It is 22.42. I’m frustrated, jobless and skint.
But, I do realise just how bloody lucky I am. I’m here. In this house. With a hot drink and a bed and a heater. With food in the cupboards and a washing machine and a key in the door. I appreciate every single thing I have. Honestly, I do. I’m talking about this whole job/money situation because it’s a position that many of us have encountered, or are living through at the moment. I have to say that sometimes, no, more than sometimes I feel useless. I feel demoralised. I feel sad. Really, really sad. When you are on the dole for a long time, anxiety starts to creep into your bones like a cancer. You wonder; ‘what’s wrong with me?’ ‘what am I missing that everybody else has got?’ and ‘will I ever get a bloody job?’ I try and stay optimistic and smile and scroll. But sometimes, it’s just really hard.

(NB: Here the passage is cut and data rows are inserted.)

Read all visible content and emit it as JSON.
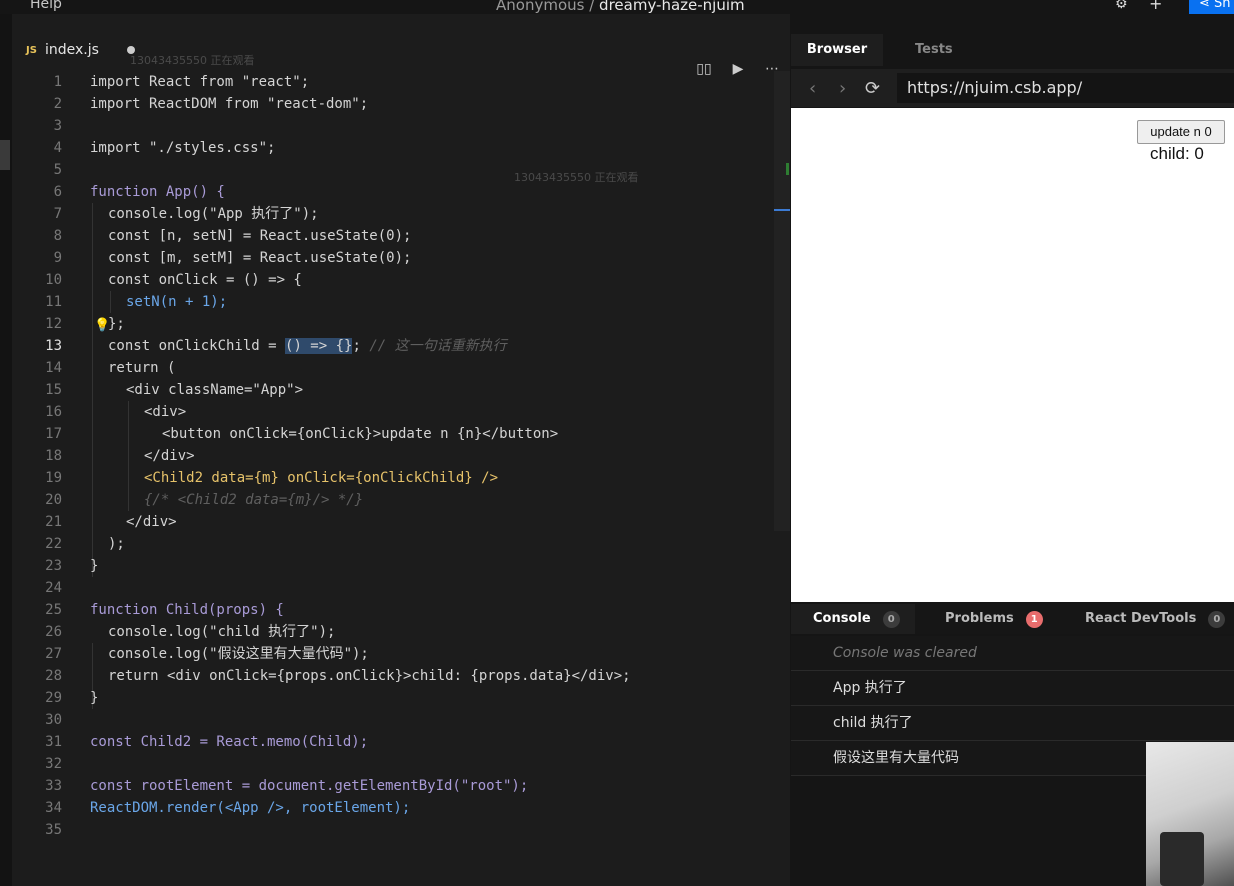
{
  "topbar": {
    "help": "Help",
    "owner": "Anonymous /",
    "project": "dreamy-haze-njuim",
    "share": "Sh"
  },
  "editor": {
    "tab_lang": "JS",
    "tab_name": "index.js",
    "watching_1": "13043435550 正在观看",
    "watching_2": "13043435550 正在观看"
  },
  "code_lines": [
    "1",
    "2",
    "3",
    "4",
    "5",
    "6",
    "7",
    "8",
    "9",
    "10",
    "11",
    "12",
    "13",
    "14",
    "15",
    "16",
    "17",
    "18",
    "19",
    "20",
    "21",
    "22",
    "23",
    "24",
    "25",
    "26",
    "27",
    "28",
    "29",
    "30",
    "31",
    "32",
    "33",
    "34",
    "35"
  ],
  "code": {
    "l1": "import React from \"react\";",
    "l2": "import ReactDOM from \"react-dom\";",
    "l4": "import \"./styles.css\";",
    "l6": "function App() {",
    "l7": "console.log(\"App 执行了\");",
    "l8": "const [n, setN] = React.useState(0);",
    "l9": "const [m, setM] = React.useState(0);",
    "l10": "const onClick = () => {",
    "l11": "setN(n + 1);",
    "l12": "};",
    "l13_a": "const onClickChild = ",
    "l13_b": "() => {}",
    "l13_c": "; ",
    "l13_cmt": "// 这一句话重新执行",
    "l14": "return (",
    "l15": "<div className=\"App\">",
    "l16": "<div>",
    "l17": "<button onClick={onClick}>update n {n}</button>",
    "l18": "</div>",
    "l19": "<Child2 data={m} onClick={onClickChild} />",
    "l20": "{/* <Child2 data={m}/> */}",
    "l21": "</div>",
    "l22": ");",
    "l23": "}",
    "l25": "function Child(props) {",
    "l26": "console.log(\"child 执行了\");",
    "l27": "console.log(\"假设这里有大量代码\");",
    "l28": "return <div onClick={props.onClick}>child: {props.data}</div>;",
    "l29": "}",
    "l31": "const Child2 = React.memo(Child);",
    "l33": "const rootElement = document.getElementById(\"root\");",
    "l34": "ReactDOM.render(<App />, rootElement);"
  },
  "browser": {
    "tab_browser": "Browser",
    "tab_tests": "Tests",
    "url": "https://njuim.csb.app/",
    "button_label": "update n 0",
    "child_text": "child: 0"
  },
  "console": {
    "tab_console": "Console",
    "console_count": "0",
    "tab_problems": "Problems",
    "problems_count": "1",
    "tab_devtools": "React DevTools",
    "devtools_count": "0",
    "rows": [
      "Console was cleared",
      "App 执行了",
      "child 执行了",
      "假设这里有大量代码"
    ]
  }
}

I’ve applied for umpteen jobs in the past months and nowt. Nothing has come from any of them. Employers probably looked at my Facebook page and thought weirdo, not for us. My Mum is always telling me to ‘tone down’ my appearance on the internet. ‘Tone down’ the words I use and ‘tone down’ whatever else I illustrate to the world. I say no. Maybe this has been the reason I haven’t got a job yet? If it is, a lot of employers are shallower than I thought.
I’m writing like a maniac. Then editing like a professional – slowly and properly. I believe I’m using my time as an unemployed person suitably. I make a list every single day of things I need to get done, and I almost always complete the list. If I don’t, it goes on the list for the next day. I know that all the hard work I put into my writing and editing and writing and publishing and writing will one day pay off when I finally become a full-time writer, able to pay my way from words I put together nicely on a page. And a host of other things. (Being a full-time writer means being 100% involved in the world of literature. 100% committed to teaching others and furthering your personal learning. It’s about staying up until 6am, furiously typing or editing or reading. It’s about having continuous enthusiasm for what you do. It’s about reading everything and anything all the time. It’s about jumping into something and giving it all you’ve got. It’s about accepting you will still be rejected repeatedly. It’s about accepting you will need to reject. It’s about being massively motivated and able to live on discounted hummus and crackers for a week. It’s about all these things and so much, much more.)
But I need a job that brings me some money, now. I want to be able to buy a train ticket to see my boyfriend, without worrying I’m going to go overdrawn. I’d like to be able to buy a new pair of socks and a bottle of elderflower cordial. I’d like to be able to put some coppers away for a trip to Canada and get some new glasses.
I haven’t been this broke since I was sixteen and had my first job. I don’t like the insecurity. I don’t like the worry of not being able to pay for the rent or the gas and electric or the water or blah blah blah blah blah. You know where I’m coming from, right? Right. Money is a bastard, but it’s quite good to have on the side so you can get all the bills and shit out of the way, no problem, and concentrate on other, more important things, like living well.